There is no doubt that asbestos registers are necessary but it is unfair to state that all workplace building must have an asbestos audit.


It is also arguable that

“Fines of up to $60,000 will be issued to those who fail to arrange a workplace asbestos inspection”

There are a range of monetary penalties stipulated in the asbestos-related regulations and it may be possible to aggregate these maximum penalties to something approximating $A60,000 but there are substantial differences between the potential penalties for individuals and for those against body corporates.  This distinction is not mentioned in the Asbestos Audit International media statement.

Donald Pitt, company director and author of the 42-page book “Asbestos: Death & Magic” (described as a best-seller in Pitt’s video), seems to be committed to reducing the risks of asbestos exposure in Australia but it is important to avoid alarming people and business owners unnecessarily.  Asbestos, particularly, is an emotive term in the community and any writing about it needs to be carefully considered and 100% accurate, otherwise the management of this insidious substances becomes more complex and confusing.

Kevin Jones

reservoir, victoria, australia
Categories asbestos, book, business, chemicals, Duty of Care, hazards, law, media, OHS, risk, safetyTags , ,

5 thoughts on “Accuracy on OHS laws, services and products is essential”

  1. I guess its stear clear of companies that use “fear” to sell a product! surely there are benefits to being carefull when it comes to asbestos or when looking after the safety of our work force in general, but the pluses of showing the postives of products rather than the negatives should always be our guide when making decisions.

  2. When a supplier tells me I must do something, the regs or the standard says…. or else.. I merely ask which reg, which standard, which paragraph and then judge the supplier based on their response.
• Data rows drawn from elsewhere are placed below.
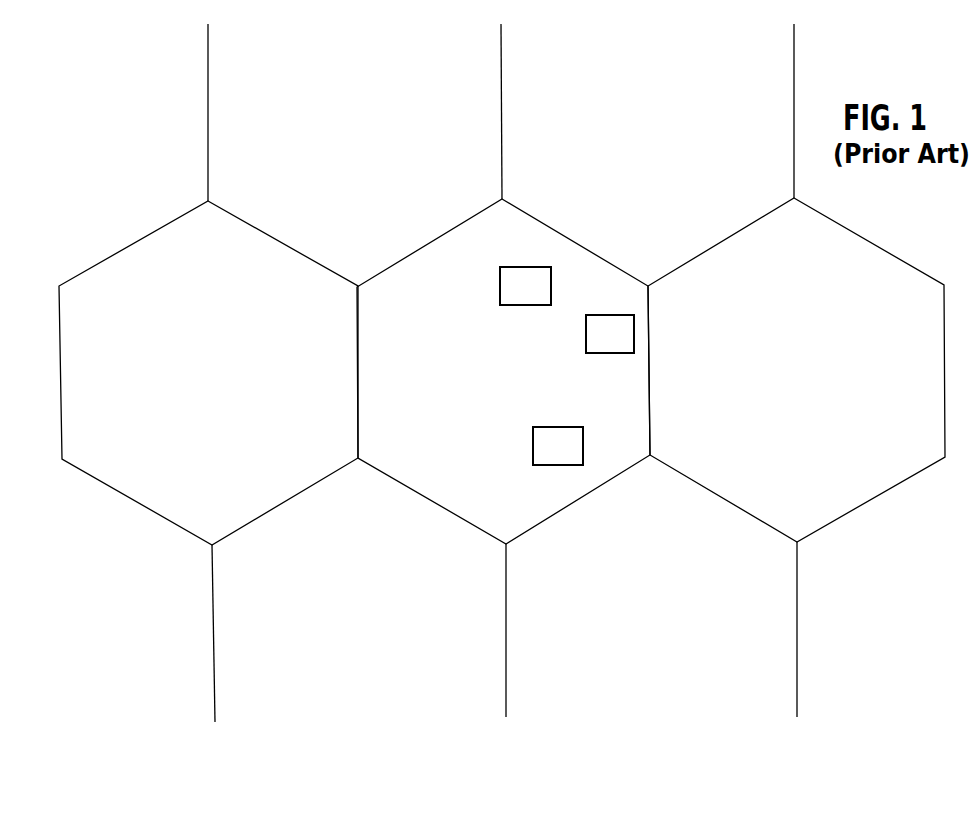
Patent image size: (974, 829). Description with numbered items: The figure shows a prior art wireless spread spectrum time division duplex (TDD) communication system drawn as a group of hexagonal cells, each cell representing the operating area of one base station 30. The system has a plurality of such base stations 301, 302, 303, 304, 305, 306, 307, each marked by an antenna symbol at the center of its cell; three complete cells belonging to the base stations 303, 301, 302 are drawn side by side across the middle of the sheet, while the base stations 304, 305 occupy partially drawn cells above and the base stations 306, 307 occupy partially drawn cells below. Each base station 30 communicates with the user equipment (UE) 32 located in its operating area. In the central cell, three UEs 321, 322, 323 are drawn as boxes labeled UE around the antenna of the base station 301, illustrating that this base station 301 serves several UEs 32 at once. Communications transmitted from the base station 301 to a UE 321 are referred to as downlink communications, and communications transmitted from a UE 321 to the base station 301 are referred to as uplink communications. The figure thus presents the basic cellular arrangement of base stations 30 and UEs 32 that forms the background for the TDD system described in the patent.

The base station 30 is at (502, 373).
The user equipment 32 is at (556, 381).
The base station 301 is at (503, 371).
The base station 302 is at (796, 370).
The base station 303 is at (208, 373).
The base station 304 is at (355, 112).
The base station 305 is at (715, 111).
The base station 306 is at (359, 633).
The base station 307 is at (719, 629).
The user equipment 321 is at (533, 445).
The user equipment 322 is at (615, 353).
The user equipment 323 is at (523, 305).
There are too many rules and regs for any of us to know them all & it is always possible be learn something new but I refuse to deal with suppliers who use threats and fallacies for the uninformed.

  3. Accuracy is so important in OHS particularly as it is a topic not often looked at by the specialist media let alone the mainstream media. Even the “specialist media” is largely cut and paste so it’s even more important that they check their facts just as other reporters should. In this case the company appears to have a vested interest in people having their premises checked for asbestos so it should be hyper vigilant to ensure people are not confused. The trouble with the internet is that it perpetuates inaccuracies and while someone might get something corrected on their site it’s not likely that others who’ve pinched bits of it for their own purposes will make their own corrections.
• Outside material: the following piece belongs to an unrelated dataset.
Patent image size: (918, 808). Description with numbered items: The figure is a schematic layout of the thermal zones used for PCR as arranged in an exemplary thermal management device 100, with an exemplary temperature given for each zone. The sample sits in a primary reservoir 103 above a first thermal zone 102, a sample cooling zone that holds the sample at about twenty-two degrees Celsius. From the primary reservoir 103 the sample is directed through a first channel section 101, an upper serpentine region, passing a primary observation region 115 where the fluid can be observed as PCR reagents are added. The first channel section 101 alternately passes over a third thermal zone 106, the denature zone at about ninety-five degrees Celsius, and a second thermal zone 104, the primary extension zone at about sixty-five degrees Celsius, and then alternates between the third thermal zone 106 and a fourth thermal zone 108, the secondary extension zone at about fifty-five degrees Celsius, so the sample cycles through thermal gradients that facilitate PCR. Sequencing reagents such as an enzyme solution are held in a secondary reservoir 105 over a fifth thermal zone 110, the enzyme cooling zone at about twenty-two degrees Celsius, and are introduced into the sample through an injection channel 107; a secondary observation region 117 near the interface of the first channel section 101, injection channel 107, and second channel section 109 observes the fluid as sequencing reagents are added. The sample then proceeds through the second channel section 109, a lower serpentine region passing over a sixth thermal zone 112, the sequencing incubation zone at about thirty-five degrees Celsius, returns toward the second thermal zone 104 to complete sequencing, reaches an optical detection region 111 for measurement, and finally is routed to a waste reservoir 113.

  4. A little nit picky – how else can an asbestos register be developed other than auditing the site for its presence. You can call it what you want but at the end of the day it’s still an audit. However, I wouldn’t think that this is a new requirement in Australia which the media release implies.

    I also disagree with your interpretation of the regs. 425(5) requires an asbestos register for all buildings, irrespective of age except those that satisfy the exceptions stated in 425 (6) which, of itself, would require an audit to demonstrate that there is no asbestos or ACM present in buildings constructed after 1/1/2004. There is no exception in the regs for buildings constructed before that date but the requirement is for a register not necessarily an audit and if a site has an existing register than there is no need for a new one to be developed to satisfy the WHS regs (425(4)).

    The exaggerated penalties are not a new thing among companies promoting H&S services but as this is 3 times the maximum stated in the regs it is a little extreme as is the threat of civil penalties. This is my main objection to the media statement – it creates and attempts to exploit a culture of fear around H&S requirements which is where all these urban myths about safety obligations come from. That this is being picked up by others who haven’t bothered to check their facts is concerning.